Resmin üzerinde veya arkasında imza, ad veya ressamını belirten bir işaret yoksa ne olur? Özellikle son dönemde bu belirtici imza veya işaretlerin olmaması alıcı cephesinde ciddi soru işareti ve şüphe yaratmaktadır. Alıcıya ulaşmak isteyen hiçbir ressam imzasız resimleri tercih etmez. Resmin orijinalliğinin bir kısmı da imza üzerinde yapılan incelemelerle sağlanır.
Resim tamamlandıktan sonra çalışmanın son halini vurgulamak ve ortaya konan bu çalışmanın kimin tarafından yapılmasını bilgilendirmek için resmin ön veya arka yüzeyine imza atılır. İmza resmin ön yüzünde olacaksa ilk bakışta resmin yerine dikkatini imzaya çekecek ebatta, yerde, yazı stilinde ve renkte olmamalıdır. Kısacası var olmalı, ama resmin önüne geçmemeli ve resimden rol çalmamalıdır. Resimle bütünleşen okunaklı imzalar; resmin sağında veya solunda alt köşeler olmak kaydıyla ne fazla büyük, ne fazla küçük olmalıdır. Resim gibi imzada kullanılan yazının da estetiği olmalıdır. Tarihin yıl olarak belirtilmesi yeterlidir. Gerekirse eserin arkasına eserin sahibinin yasal ismi, eserin adı ve tarihi detaylı yazılabilir. İmzanın resmin ön yüzüne atılması zorunluluk olmayıp, gerektiği durumlarda resmin arka yüzüne kalıcı şekilde atılabilir veya sadece ressamın adı yazılabilir. Son dönemde az renkli ve büyük ebatlı resimlerde imza ve resim bilgisi (ressam adı ve yapım tarihi) resmin arkasındaki zemine boya veya sabit kalemle yazılmaktadır. Böylece imzanın resmin ön yüzey bütünlüğündeki dengeyi bozması önlenmeye çalışılmaktadır. Tercih edilen imzanın resmin ön yüzünde olması ve “Resim- Ressam” bütünlüğünü izleyici zihninde çok hızlı sağlanmasıdır. Resim ve ressamı birlikte değerlendirilmezse o değerlendirme eksik kalacağı için resimdeki tarih ressamın dönemselliğinin değerlendirilmesine yardımcı olur.

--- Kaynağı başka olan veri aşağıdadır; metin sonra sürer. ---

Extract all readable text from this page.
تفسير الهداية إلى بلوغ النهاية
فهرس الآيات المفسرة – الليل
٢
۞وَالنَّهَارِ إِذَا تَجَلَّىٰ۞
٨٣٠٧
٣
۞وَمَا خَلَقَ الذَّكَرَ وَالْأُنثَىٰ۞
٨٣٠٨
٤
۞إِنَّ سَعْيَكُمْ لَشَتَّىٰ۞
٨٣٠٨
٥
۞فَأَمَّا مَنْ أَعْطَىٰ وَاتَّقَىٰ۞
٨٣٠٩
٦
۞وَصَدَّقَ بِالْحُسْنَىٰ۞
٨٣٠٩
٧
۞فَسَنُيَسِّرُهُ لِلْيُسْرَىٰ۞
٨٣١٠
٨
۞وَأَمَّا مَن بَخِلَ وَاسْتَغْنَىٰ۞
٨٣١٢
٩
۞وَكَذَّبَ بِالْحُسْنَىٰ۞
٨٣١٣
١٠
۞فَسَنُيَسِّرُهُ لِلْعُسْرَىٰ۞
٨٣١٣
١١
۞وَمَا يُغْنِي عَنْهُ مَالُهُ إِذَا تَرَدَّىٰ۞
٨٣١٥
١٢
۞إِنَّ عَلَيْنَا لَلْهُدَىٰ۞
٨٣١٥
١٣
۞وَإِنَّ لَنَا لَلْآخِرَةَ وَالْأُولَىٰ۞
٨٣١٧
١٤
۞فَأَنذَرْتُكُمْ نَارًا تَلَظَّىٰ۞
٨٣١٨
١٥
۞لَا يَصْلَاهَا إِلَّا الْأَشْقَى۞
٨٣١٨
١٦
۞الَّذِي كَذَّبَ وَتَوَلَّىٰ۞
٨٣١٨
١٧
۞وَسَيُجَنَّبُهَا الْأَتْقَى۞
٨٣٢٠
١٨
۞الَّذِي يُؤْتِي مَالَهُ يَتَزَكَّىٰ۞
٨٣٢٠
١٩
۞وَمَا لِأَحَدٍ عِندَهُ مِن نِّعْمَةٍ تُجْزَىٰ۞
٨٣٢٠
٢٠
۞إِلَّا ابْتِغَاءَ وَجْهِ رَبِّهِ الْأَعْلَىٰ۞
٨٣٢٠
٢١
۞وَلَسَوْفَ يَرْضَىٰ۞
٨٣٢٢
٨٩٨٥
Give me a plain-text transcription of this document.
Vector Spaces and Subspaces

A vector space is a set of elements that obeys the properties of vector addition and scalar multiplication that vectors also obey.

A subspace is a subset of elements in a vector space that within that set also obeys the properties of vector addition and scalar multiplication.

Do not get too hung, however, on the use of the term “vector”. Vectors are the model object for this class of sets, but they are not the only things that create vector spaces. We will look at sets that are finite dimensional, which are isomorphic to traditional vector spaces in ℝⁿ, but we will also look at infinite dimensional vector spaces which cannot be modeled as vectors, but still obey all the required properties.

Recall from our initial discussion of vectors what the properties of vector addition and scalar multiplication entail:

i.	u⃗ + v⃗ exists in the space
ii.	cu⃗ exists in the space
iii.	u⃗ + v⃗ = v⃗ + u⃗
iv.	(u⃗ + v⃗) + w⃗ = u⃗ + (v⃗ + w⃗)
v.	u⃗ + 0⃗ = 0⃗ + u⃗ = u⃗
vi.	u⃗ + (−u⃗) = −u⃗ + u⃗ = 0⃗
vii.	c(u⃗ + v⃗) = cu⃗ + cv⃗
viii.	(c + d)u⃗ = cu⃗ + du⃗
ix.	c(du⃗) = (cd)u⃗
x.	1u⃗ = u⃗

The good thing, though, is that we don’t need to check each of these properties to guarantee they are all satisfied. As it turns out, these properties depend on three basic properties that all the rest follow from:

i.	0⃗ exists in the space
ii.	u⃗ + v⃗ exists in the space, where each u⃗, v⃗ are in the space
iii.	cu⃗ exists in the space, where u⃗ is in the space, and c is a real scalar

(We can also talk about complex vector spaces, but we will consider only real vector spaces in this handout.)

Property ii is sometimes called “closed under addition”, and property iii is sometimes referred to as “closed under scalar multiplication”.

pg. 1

İmzanın karakteristiği ve yazı tarzındaki hatalar resmin yarattığı olumlu hissi aşağıya çekebilir. Bu nedenle ressamlar imza aşamasında özel uçlu fırça veya kalem kullanır ve imza için özel zaman ayırırlar. 2000 sonrası eğitim hayatımızdan el yazısı çıkarıldığı için gençlerin imza konusundaki eksikliklerini gidermek için kaligrafinin ana hatlarına sahip olacak temel eğitimi alması gerekir. Bunun yapılmaması halinde resmin ön yüzene atılmış oran- orantısı, harf karakteri hatalı ve stil kullanımı estetikten uzak bir imza resmin estetik yapısına zarar verir.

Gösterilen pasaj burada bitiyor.